Residents complained about an influx of illegal guns in the area and alleged the community was a “dumping site for dead bodies”, adding that children made their way past dead bodies on their way to school. 

“You have to give us information about the guns,” Cele said.

“We will arrive at night and knock. We don’t want war but if you fight us, we won’t run away. What is clear is that there are people who are hell-bent on abusing other people. The individual who killed these people was not alone. They were a group. Some people meet and discuss how they will kill people. I am happy you have the names. But I don’t want names, Phatekile, I want people who we will place in front of the country for people to see.”

Cele said the public believed most illegal guns come from corrupt police officers. He said legal gun owners also lose their firearms and they end up in the hands of criminals.

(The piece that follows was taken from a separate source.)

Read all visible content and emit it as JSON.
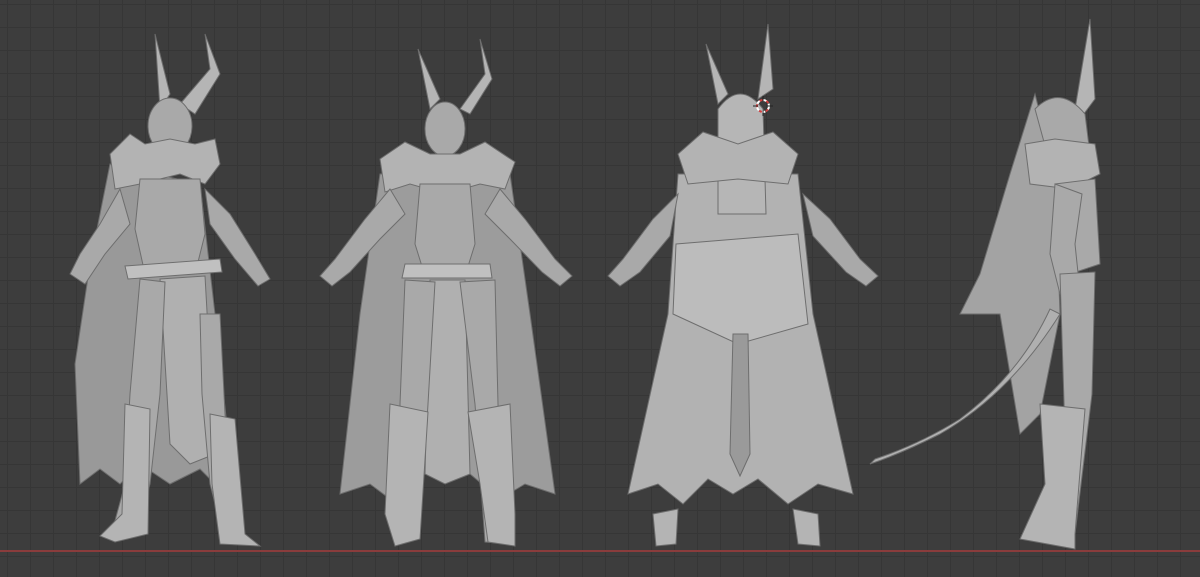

“There is this theory that guns come from the police, which is true. Some guns are stolen by our own corrupt (officers). But most firearms come out of shops legally and are taken from their owners in houses,” Cele said.

“Most break-ins are for two things. They are for money and firearms. We are dealing with an amendment of the Firearms Bill to try to tighten the protection of firearms. Some come from corrupt police officers and some cross the border illegally, things like AK47s. It’s a combination of all those things. Ours is to respond and find those guns.”